Stocks end mixed on Wall Street amid weak tech earnings – News10NBC

BEIJING (AP) — Asian stock markets were mixed Thursday ahead of an update on the U.S. economy and a European Central Bank meeting that is expected to raise its key interest rate to a 13-year high.

Shanghai and Tokyo declined while Hong Kong and Seoul advanced. Wall Street fell after tech companies reported disappointing quarterly results.

Forecasters expect U.S. government data to show the economy grew in the three months ending in September after two quarters of contraction. Other indicators including housing sales suggest activity is cooling following rate hikes to rein in stubbornly high inflation.

The ECB, which manages the euro currency used by Germany, France and 17 other countries, is expected to raise its benchmark lending rate by up to 0.75 percentage points.

Traders worry this year’s aggressive rate hikes might tip the global economy into recession.

The ECB will “have to turn a blind eye” to signs of slowing activity “as it battles to bring inflation back under control,” said Fawad Razaqzada of StoneX in a report.

The Shanghai Composite Index lost 0.2% to 2,993.70 and the Nikkei 225 in Tokyo shed 0.3% to 27,345.24. The Hang Seng in Hong Kong jumped 1.3% to 15,515.92.

The Kospi in Seoul advanced 1.7% to 2,288.72 after the government reported economic growth slowed to a one-year low of 0.3% over the previous quarter in the three months ending in September from the previous quarter’s 0.7% increase.

Sydney’s S&P-ASX 200 gained 0.5% to 6,845.10.

India’s Sensex opened up 0.3% at 59,716.48. New Zealand and Southeast Asian markets rose.

On Wall Street, the S&P 500 index fell 0.7% to 3,830.60, breaking three days of gains after Microsoft and the parent companies of Google and Facebook reported weaker-than-expected profit or revenue.

The tech-heavy Nasdaq composite dropped 2% to 10,970.99. The Dow Jones Industrial Average ended little changed, gaining 2.37 points to 31,839.11.

Google parent Alphabet slumped 9.6% after it reported disappointing third-quarter financial results as advertising sales weakened. Music streaming service Spotify fell 13% after it reported a bigger third-quarter loss than Wall Street expected.

Microsoft slid 7.7% after it reported disappointing growth for its cloud computing company, while profits fell along with PC sales. Chipmaker Texas Instruments fell 2.6% after giving investors a discouraging forecast for the current quarter.

Facebook’s parent company, Meta, fell 10.8% in after-hours trading following the release of its third-quarter earnings.
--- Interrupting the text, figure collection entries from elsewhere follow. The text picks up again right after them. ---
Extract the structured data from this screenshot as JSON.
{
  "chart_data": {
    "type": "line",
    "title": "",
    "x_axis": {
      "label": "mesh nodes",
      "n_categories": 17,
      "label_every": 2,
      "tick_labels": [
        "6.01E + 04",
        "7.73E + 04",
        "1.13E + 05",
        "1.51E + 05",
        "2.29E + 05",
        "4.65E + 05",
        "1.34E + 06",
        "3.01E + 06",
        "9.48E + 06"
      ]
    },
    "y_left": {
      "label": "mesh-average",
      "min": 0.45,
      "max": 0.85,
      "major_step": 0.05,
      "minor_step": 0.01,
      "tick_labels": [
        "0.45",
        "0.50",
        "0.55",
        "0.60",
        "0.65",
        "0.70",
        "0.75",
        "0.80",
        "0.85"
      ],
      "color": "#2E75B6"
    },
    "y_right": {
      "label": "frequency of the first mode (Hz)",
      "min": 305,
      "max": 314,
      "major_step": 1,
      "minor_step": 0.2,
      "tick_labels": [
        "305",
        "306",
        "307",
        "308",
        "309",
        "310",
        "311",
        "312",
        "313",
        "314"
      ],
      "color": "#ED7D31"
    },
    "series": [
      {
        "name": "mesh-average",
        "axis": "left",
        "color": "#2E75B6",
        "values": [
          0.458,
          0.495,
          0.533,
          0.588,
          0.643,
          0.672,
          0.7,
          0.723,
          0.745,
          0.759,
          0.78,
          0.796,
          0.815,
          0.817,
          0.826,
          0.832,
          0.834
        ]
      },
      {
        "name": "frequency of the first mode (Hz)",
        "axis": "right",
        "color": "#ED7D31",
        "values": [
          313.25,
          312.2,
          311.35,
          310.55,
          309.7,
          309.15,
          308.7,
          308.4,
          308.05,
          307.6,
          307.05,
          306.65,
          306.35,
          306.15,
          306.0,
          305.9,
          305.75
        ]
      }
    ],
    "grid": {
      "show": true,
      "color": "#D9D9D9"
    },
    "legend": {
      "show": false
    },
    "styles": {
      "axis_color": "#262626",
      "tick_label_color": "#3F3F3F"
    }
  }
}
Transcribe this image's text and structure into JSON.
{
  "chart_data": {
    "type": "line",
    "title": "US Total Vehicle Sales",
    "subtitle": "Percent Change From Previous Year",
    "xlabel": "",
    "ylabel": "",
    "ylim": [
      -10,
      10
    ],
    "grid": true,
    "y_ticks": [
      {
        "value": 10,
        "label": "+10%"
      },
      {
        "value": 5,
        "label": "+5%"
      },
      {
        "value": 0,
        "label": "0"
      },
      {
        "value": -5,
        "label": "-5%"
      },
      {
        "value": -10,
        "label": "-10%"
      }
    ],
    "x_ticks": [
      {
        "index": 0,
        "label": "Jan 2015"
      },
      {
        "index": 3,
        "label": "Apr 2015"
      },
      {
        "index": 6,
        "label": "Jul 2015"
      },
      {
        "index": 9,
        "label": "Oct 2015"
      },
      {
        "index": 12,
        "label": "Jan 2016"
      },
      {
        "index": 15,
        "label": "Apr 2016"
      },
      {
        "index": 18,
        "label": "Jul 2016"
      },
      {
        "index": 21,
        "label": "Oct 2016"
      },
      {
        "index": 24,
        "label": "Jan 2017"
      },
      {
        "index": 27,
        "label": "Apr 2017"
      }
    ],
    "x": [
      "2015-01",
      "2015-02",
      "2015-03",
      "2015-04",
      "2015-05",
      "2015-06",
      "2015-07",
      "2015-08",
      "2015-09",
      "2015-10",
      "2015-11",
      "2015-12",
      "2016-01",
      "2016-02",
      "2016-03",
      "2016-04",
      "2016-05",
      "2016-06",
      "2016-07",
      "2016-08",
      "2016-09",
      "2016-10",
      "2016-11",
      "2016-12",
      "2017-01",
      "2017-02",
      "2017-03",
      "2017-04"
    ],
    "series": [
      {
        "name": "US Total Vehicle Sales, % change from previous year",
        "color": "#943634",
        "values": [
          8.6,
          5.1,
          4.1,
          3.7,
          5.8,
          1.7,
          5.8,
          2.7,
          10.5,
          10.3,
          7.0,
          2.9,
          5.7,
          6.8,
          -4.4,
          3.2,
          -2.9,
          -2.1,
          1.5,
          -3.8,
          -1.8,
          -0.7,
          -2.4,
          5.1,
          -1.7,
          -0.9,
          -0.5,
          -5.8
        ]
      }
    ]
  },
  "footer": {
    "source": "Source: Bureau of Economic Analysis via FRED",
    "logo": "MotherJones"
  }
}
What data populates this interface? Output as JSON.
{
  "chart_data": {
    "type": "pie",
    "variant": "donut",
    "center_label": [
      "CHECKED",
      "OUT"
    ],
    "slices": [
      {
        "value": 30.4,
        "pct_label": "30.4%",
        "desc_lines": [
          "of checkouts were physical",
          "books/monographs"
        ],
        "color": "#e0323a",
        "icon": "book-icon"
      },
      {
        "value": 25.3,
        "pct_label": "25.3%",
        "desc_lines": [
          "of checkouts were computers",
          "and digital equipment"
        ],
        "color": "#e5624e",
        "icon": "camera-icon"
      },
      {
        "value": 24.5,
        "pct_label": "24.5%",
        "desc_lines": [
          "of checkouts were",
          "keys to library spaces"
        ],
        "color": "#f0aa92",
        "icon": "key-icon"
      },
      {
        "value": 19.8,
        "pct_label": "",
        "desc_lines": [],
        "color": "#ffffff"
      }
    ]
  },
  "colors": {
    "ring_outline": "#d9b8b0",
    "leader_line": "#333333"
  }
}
The stock fell 5.6% in regular trading.

Visa rose 4.6% after reporting strong financial results and raising its dividend. Norfolk Southern gained 2.9% after reporting a surge in profits on an increase in shipping rates.

The yield on the 10-year Treasury, or the difference between the day’s market price and the payout at maturity, fell to 4.01% from 4.10% late Tuesday as investors shifted money into bonds. The two-year yield fell to 4.42% from 4.48%.

Shrinking bond yields suggest investors believe the Federal Reserve might ease up on its rate hike plans as early as this year.

On Thursday, investors will look for signs of an economic slowdown the government is due to release its first estimate of third-quarter gross domestic product.

They hope weakening housing sales and consumer sentiment will encourage Fed officials to decide rate hikes are working and ease off.

The central bank is expected to raise its benchmark lending rate by another three-quarters of a percentage point at its November meeting. But traders have grown more confident it will cut back to 0.50 percentage points in December, according to CME Group.

In energy markets, benchmark U.S. crude lost 19 cents to $87.72 per barrel in electronic trading on the New York Mercantile Exchange. Brent crude, the price basis for international oil trading, shed 18 cents to $93.61 per barrel in London.

The dollar declined to 145.77 yen from Wednesday’s 146.26 yen. The euro edged down to $1.0056 from $1.0080.